The Contagious Nature of Chuckles
Researchers discovered that when a funny phrase is paired with laughter there is a greater response in the brain than the identical phrase when accompanied by a non-emotional sound.
"This was in parts of the mind that you would use to move your expression into a grin or a chuckle," she says.
It means people are not just responding to humorous words, they are responding to the amusement that follows them.
Amusement, according to the expert, can be infectious.
So what does this imply for the laughter heard around a holiday table?
"You laugh harder when you know others," she notes, "and laughter increases more when you are fond of them or love them."

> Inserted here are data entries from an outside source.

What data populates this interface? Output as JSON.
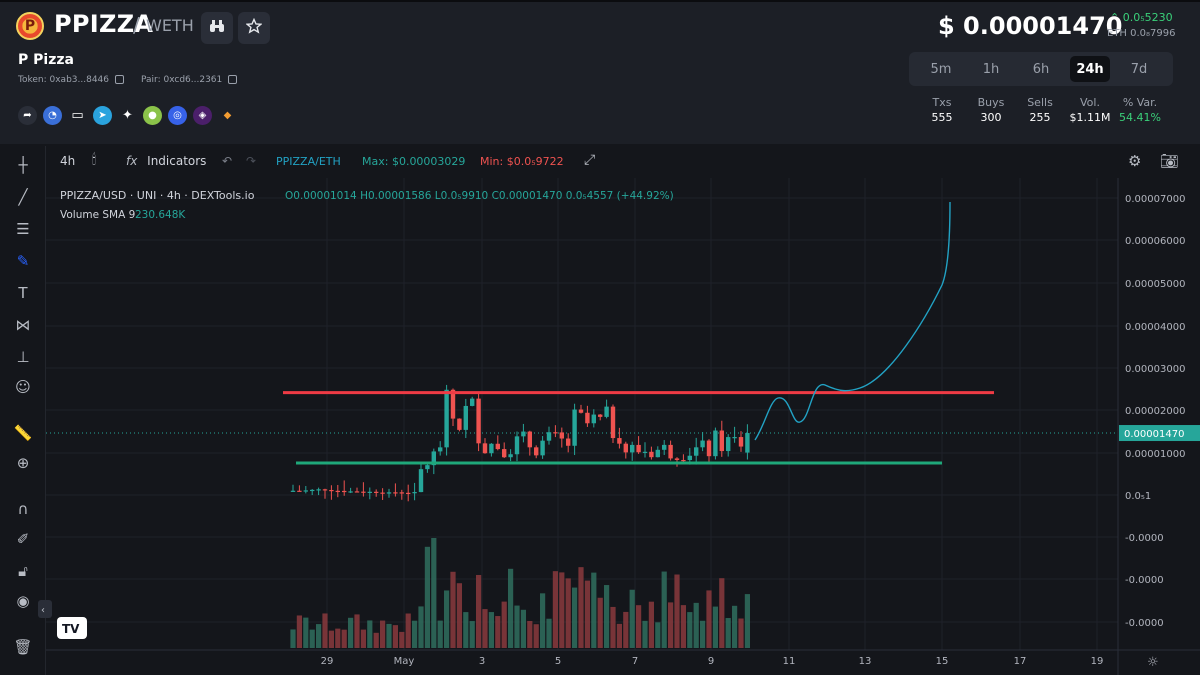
{
  "header": {
    "logo_letter": "P",
    "pair_base": "PPIZZA",
    "pair_sep": "/",
    "pair_quote": "WETH",
    "token_name": "P Pizza",
    "token_addr": "Token: 0xab3...8446",
    "pair_addr": "Pair: 0xcd6...2361",
    "price": "$ 0.00001470",
    "price_change": "0.0₅5230",
    "price_eth": "ETH 0.0₈7996",
    "timeframes": [
      "5m",
      "1h",
      "6h",
      "24h",
      "7d"
    ],
    "active_timeframe": "24h",
    "stats": {
      "txs_label": "Txs",
      "txs": "555",
      "buys_label": "Buys",
      "buys": "300",
      "sells_label": "Sells",
      "sells": "255",
      "vol_label": "Vol.",
      "vol": "$1.11M",
      "var_label": "% Var.",
      "var": "54.41%"
    },
    "social_icons": [
      "share-icon",
      "chart-icon",
      "monitor-icon",
      "telegram-icon",
      "twitter-icon",
      "coingecko-icon",
      "cmc-icon",
      "metamask-swap-icon",
      "fox-icon"
    ]
  },
  "chart_toolbar": {
    "interval": "4h",
    "indicators": "Indicators",
    "pair_label": "PPIZZA/ETH",
    "max_label": "Max: $0.00003029",
    "min_label": "Min: $0.0₅9722"
  },
  "legend": {
    "symbol": "PPIZZA/USD · UNI · 4h · DEXTools.io",
    "ohlc": "O0.00001014 H0.00001586 L0.0₅9910 C0.00001470 0.0₅4557 (+44.92%)",
    "volume_label": "Volume SMA 9",
    "volume_value": "230.648K"
  },
  "colors": {
    "up": "#26a69a",
    "down": "#ef5350",
    "resistance_line": "#ef3b45",
    "support_line": "#1fa87a",
    "drawing_curve": "#22a2c4",
    "price_tag": "#26a69a"
  },
  "chart_data": {
    "type": "candlestick",
    "x_ticks": [
      "29",
      "May",
      "3",
      "5",
      "7",
      "9",
      "11",
      "13",
      "15",
      "17",
      "19"
    ],
    "y_ticks": [
      "0.00007000",
      "0.00006000",
      "0.00005000",
      "0.00004000",
      "0.00003000",
      "0.00002000",
      "0.00001000",
      "0.0₅1",
      "-0.0000",
      "-0.0000",
      "-0.0000"
    ],
    "last_price_label": "0.00001470",
    "ylim": [
      0,
      7e-05
    ],
    "annotations": [
      {
        "kind": "horizontal",
        "color": "resistance",
        "y": 2.42e-05,
        "from": "May 1",
        "to": "May 16"
      },
      {
        "kind": "horizontal",
        "color": "support",
        "y": 7.6e-06,
        "from": "May 1",
        "to": "May 15"
      },
      {
        "kind": "projection-curve",
        "color": "curve"
      }
    ]
  }
}
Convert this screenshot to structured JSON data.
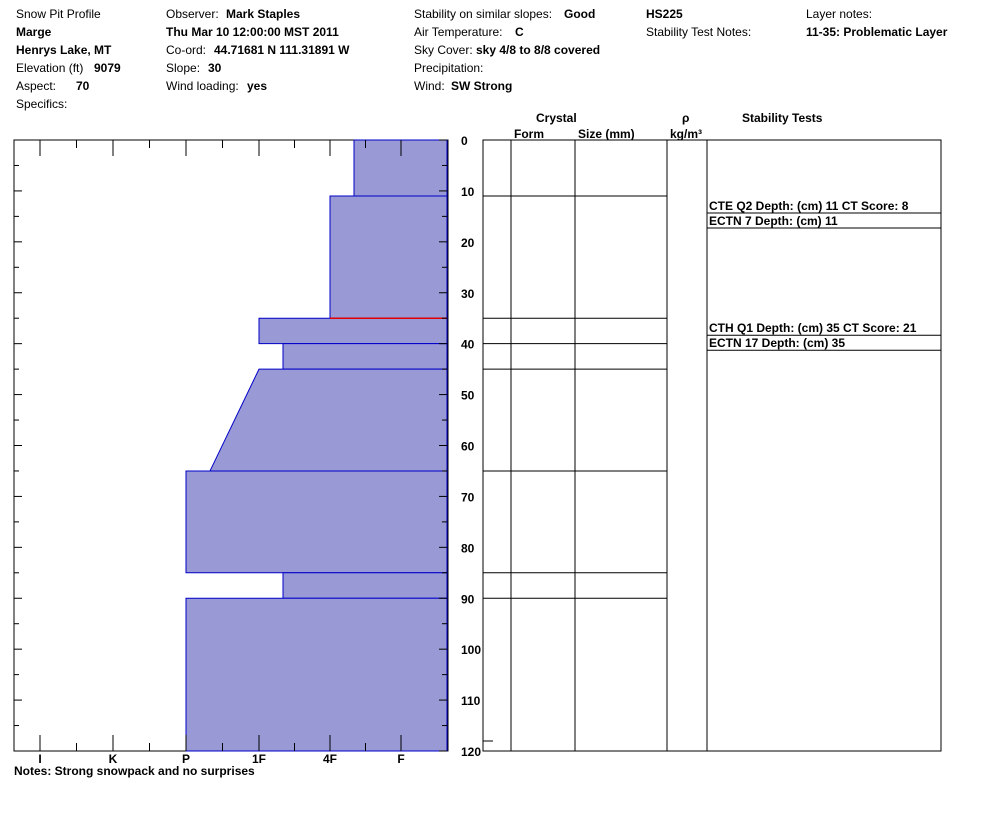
{
  "header": {
    "title": "Snow Pit Profile",
    "name": "Marge",
    "location": "Henrys Lake, MT",
    "elevation_label": "Elevation (ft)",
    "elevation_value": "9079",
    "aspect_label": "Aspect:",
    "aspect_value": "70",
    "specifics_label": "Specifics:",
    "observer_label": "Observer:",
    "observer_value": "Mark Staples",
    "datetime": "Thu Mar 10 12:00:00 MST 2011",
    "coord_label": "Co-ord:",
    "coord_value": "44.71681 N 111.31891 W",
    "slope_label": "Slope:",
    "slope_value": "30",
    "wind_loading_label": "Wind loading:",
    "wind_loading_value": "yes",
    "stability_label": "Stability on similar slopes:",
    "stability_value": "Good",
    "air_temp_label": "Air Temperature:",
    "air_temp_value": "C",
    "sky_label": "Sky Cover:",
    "sky_value": "sky 4/8 to 8/8 covered",
    "precip_label": "Precipitation:",
    "wind_label": "Wind:",
    "wind_value": "SW Strong",
    "hs": "HS225",
    "stability_notes_label": "Stability Test Notes:",
    "layer_notes_label": "Layer notes:",
    "layer_notes_value": "11-35: Problematic Layer"
  },
  "columns": {
    "crystal": "Crystal",
    "form": "Form",
    "size": "Size (mm)",
    "rho": "ρ",
    "rho_unit": "kg/m³",
    "stability_tests": "Stability Tests"
  },
  "notes": "Notes:  Strong snowpack and no surprises",
  "chart_data": {
    "type": "bar",
    "title": "",
    "xlabel": "",
    "ylabel": "",
    "hardness_scale": [
      "I",
      "K",
      "P",
      "1F",
      "4F",
      "F"
    ],
    "depth_axis": {
      "range": [
        0,
        120
      ],
      "ticks": [
        0,
        10,
        20,
        30,
        40,
        50,
        60,
        70,
        80,
        90,
        100,
        110,
        120
      ]
    },
    "layers": [
      {
        "top": 0,
        "bottom": 11,
        "hardness": "4F+"
      },
      {
        "top": 11,
        "bottom": 35,
        "hardness": "4F"
      },
      {
        "top": 35,
        "bottom": 40,
        "hardness": "1F"
      },
      {
        "top": 40,
        "bottom": 45,
        "hardness": "1F+"
      },
      {
        "top": 45,
        "bottom": 65,
        "hardness_top": "1F",
        "hardness_bottom": "P+"
      },
      {
        "top": 65,
        "bottom": 85,
        "hardness": "P"
      },
      {
        "top": 85,
        "bottom": 90,
        "hardness": "1F+"
      },
      {
        "top": 90,
        "bottom": 120,
        "hardness": "P"
      }
    ],
    "layer_boundaries": [
      11,
      35,
      40,
      45,
      65,
      85,
      90
    ],
    "critical_layer_depth": 35,
    "stability_tests": [
      {
        "text": "CTE Q2 Depth: (cm) 11 CT Score: 8",
        "depth": 11
      },
      {
        "text": "ECTN 7   Depth: (cm) 11",
        "depth": 11
      },
      {
        "text": "CTH Q1 Depth: (cm) 35 CT Score: 21",
        "depth": 35
      },
      {
        "text": "ECTN 17   Depth: (cm) 35",
        "depth": 35
      }
    ],
    "colors": {
      "fill": "#9999d6",
      "outline": "#0000c8",
      "critical": "#e00000"
    }
  }
}
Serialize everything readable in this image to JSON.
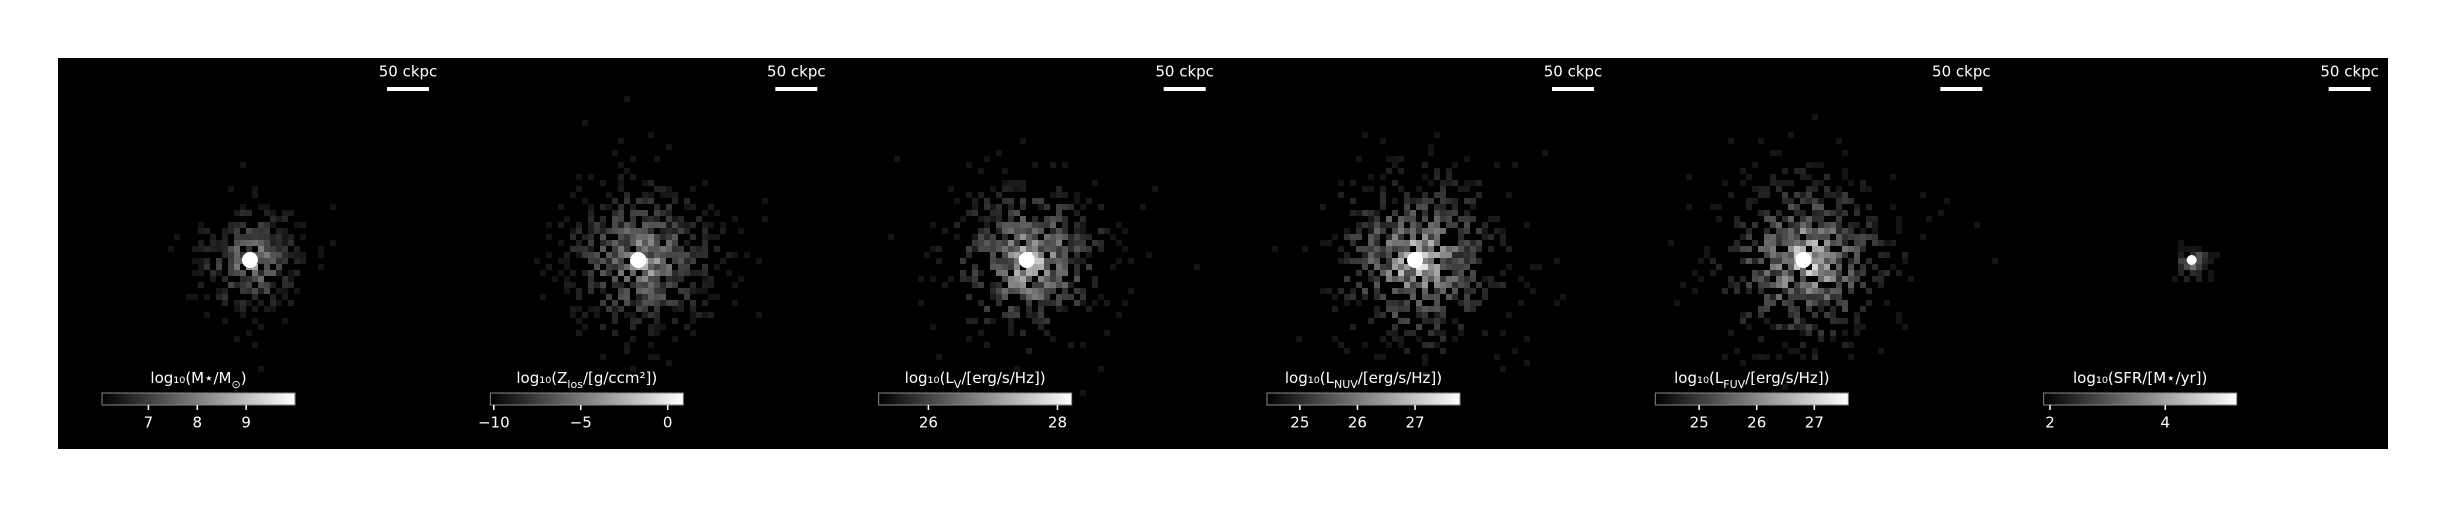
{
  "panels": [
    {
      "scale_bar": "50 ckpc",
      "colorbar": {
        "label": [
          "log₁₀(M⋆/M",
          "⊙",
          ")"
        ],
        "lim": [
          6.05,
          10.0
        ],
        "ticks": [
          7,
          8,
          9
        ]
      }
    },
    {
      "scale_bar": "50 ckpc",
      "colorbar": {
        "label": [
          "log₁₀(Z",
          "los",
          "/[g/ccm²])"
        ],
        "lim": [
          -10.2,
          0.9
        ],
        "ticks": [
          {
            "value": -10,
            "label": "−10"
          },
          {
            "value": -5,
            "label": "−5"
          },
          0
        ]
      }
    },
    {
      "scale_bar": "50 ckpc",
      "colorbar": {
        "label": [
          "log₁₀(L",
          "V",
          "/[erg/s/Hz])"
        ],
        "lim": [
          25.23,
          28.22
        ],
        "ticks": [
          26,
          28
        ]
      }
    },
    {
      "scale_bar": "50 ckpc",
      "colorbar": {
        "label": [
          "log₁₀(L",
          "NUV",
          "/[erg/s/Hz])"
        ],
        "lim": [
          24.43,
          27.78
        ],
        "ticks": [
          25,
          26,
          27
        ]
      }
    },
    {
      "scale_bar": "50 ckpc",
      "colorbar": {
        "label": [
          "log₁₀(L",
          "FUV",
          "/[erg/s/Hz])"
        ],
        "lim": [
          24.24,
          27.59
        ],
        "ticks": [
          25,
          26,
          27
        ]
      }
    },
    {
      "scale_bar": "50 ckpc",
      "colorbar": {
        "label": [
          "log₁₀(SFR/[M⋆/yr])"
        ],
        "lim": [
          1.89,
          5.24
        ],
        "ticks": [
          2,
          4
        ]
      }
    }
  ]
}
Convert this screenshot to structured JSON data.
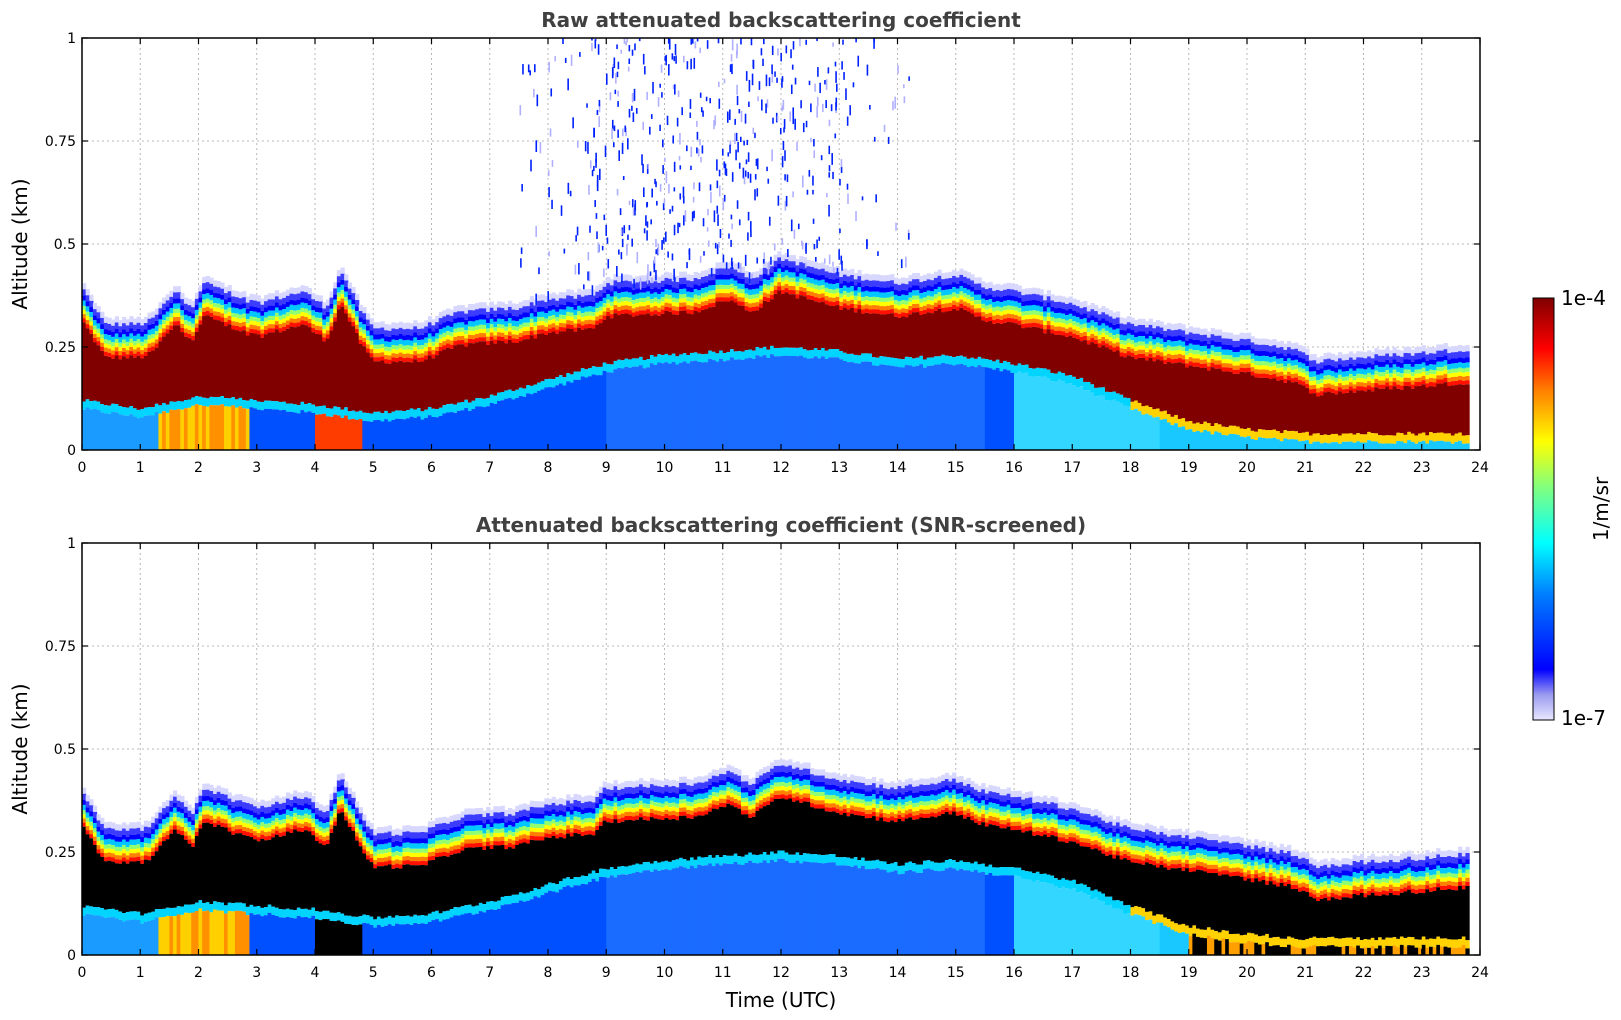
{
  "chart_data": [
    {
      "type": "heatmap",
      "title": "Raw attenuated backscattering coefficient",
      "xlabel": "",
      "ylabel": "Altitude (km)",
      "xlim": [
        0,
        24
      ],
      "ylim": [
        0,
        1
      ],
      "x_ticks": [
        "0",
        "1",
        "2",
        "3",
        "4",
        "5",
        "6",
        "7",
        "8",
        "9",
        "10",
        "11",
        "12",
        "13",
        "14",
        "15",
        "16",
        "17",
        "18",
        "19",
        "20",
        "21",
        "22",
        "23",
        "24"
      ],
      "y_ticks": [
        "0",
        "0.25",
        "0.5",
        "0.75",
        "1"
      ],
      "grid": true,
      "screened": false,
      "layer_top_km": [
        [
          0,
          0.38
        ],
        [
          0.4,
          0.29
        ],
        [
          1.0,
          0.29
        ],
        [
          1.2,
          0.3
        ],
        [
          1.6,
          0.37
        ],
        [
          1.9,
          0.33
        ],
        [
          2.1,
          0.39
        ],
        [
          3.0,
          0.34
        ],
        [
          3.8,
          0.37
        ],
        [
          4.2,
          0.33
        ],
        [
          4.45,
          0.42
        ],
        [
          4.8,
          0.32
        ],
        [
          5.0,
          0.28
        ],
        [
          5.8,
          0.28
        ],
        [
          6.5,
          0.32
        ],
        [
          7.5,
          0.33
        ],
        [
          8.0,
          0.35
        ],
        [
          8.8,
          0.36
        ],
        [
          9.0,
          0.39
        ],
        [
          10.5,
          0.4
        ],
        [
          11.1,
          0.43
        ],
        [
          11.5,
          0.4
        ],
        [
          12.0,
          0.45
        ],
        [
          13.0,
          0.41
        ],
        [
          14.0,
          0.39
        ],
        [
          15.0,
          0.41
        ],
        [
          15.5,
          0.38
        ],
        [
          16.0,
          0.37
        ],
        [
          17.0,
          0.34
        ],
        [
          18.0,
          0.29
        ],
        [
          19.0,
          0.27
        ],
        [
          20.0,
          0.25
        ],
        [
          20.8,
          0.23
        ],
        [
          21.2,
          0.2
        ],
        [
          22.0,
          0.21
        ],
        [
          23.0,
          0.22
        ],
        [
          23.8,
          0.23
        ]
      ],
      "layer_bottom_km": [
        [
          0,
          0.12
        ],
        [
          1.0,
          0.1
        ],
        [
          2.0,
          0.13
        ],
        [
          3.0,
          0.12
        ],
        [
          4.0,
          0.11
        ],
        [
          5.0,
          0.09
        ],
        [
          6.0,
          0.1
        ],
        [
          7.0,
          0.13
        ],
        [
          8.0,
          0.17
        ],
        [
          9.0,
          0.21
        ],
        [
          10.0,
          0.23
        ],
        [
          12.0,
          0.25
        ],
        [
          13.0,
          0.24
        ],
        [
          14.0,
          0.22
        ],
        [
          15.0,
          0.23
        ],
        [
          16.0,
          0.21
        ],
        [
          17.0,
          0.18
        ],
        [
          18.0,
          0.12
        ],
        [
          19.0,
          0.07
        ],
        [
          20.0,
          0.05
        ],
        [
          21.0,
          0.04
        ],
        [
          22.0,
          0.04
        ],
        [
          23.8,
          0.04
        ]
      ],
      "aerosol_mixed_layer": [
        [
          1.3,
          2.9
        ],
        [
          4.0,
          4.8
        ]
      ],
      "noise_region_hours": [
        7.5,
        14.2
      ]
    },
    {
      "type": "heatmap",
      "title": "Attenuated backscattering coefficient (SNR-screened)",
      "xlabel": "Time (UTC)",
      "ylabel": "Altitude (km)",
      "xlim": [
        0,
        24
      ],
      "ylim": [
        0,
        1
      ],
      "x_ticks": [
        "0",
        "1",
        "2",
        "3",
        "4",
        "5",
        "6",
        "7",
        "8",
        "9",
        "10",
        "11",
        "12",
        "13",
        "14",
        "15",
        "16",
        "17",
        "18",
        "19",
        "20",
        "21",
        "22",
        "23",
        "24"
      ],
      "y_ticks": [
        "0",
        "0.25",
        "0.5",
        "0.75",
        "1"
      ],
      "grid": true,
      "screened": true
    }
  ],
  "colorbar": {
    "label": "1/m/sr",
    "max_label": "1e-4",
    "min_label": "1e-7",
    "colormap": "jet"
  }
}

When it comes to Christmas cracker puns, she explains, the feel-good effect is more probable to be triggered not by the gag itself, but from the reaction to it.
"It's the laughter. The joke is the terrible Christmas cracker joke, and it's just a pretext to chuckle together."
The Quest for the Ideal Cracker Joke
Will we ever find the perfect gag?
Likely not, but that has not stopped experts from trying to.
Years ago, a psychologist set up a scientific project for the world's most humorous joke.
Over tens of thousands of jokes later, with ratings lodged by 350,000 participants around the world, he has a better idea than most as to what succeeds and what does not.
The perfect Christmas cracker pun must be brief, he explains.
"They must also need to be bad gags, puns that cause us to groan," he continues.
The increasingly "awful" the gag, he says the better.
"The reason is that if no-one finds it funny – it's the joke's shortcoming, not your own.
"The fascinating part about the holiday cracker puns is that not one person find them funny.
"That's a shared experience at the table and I believe it's lovely."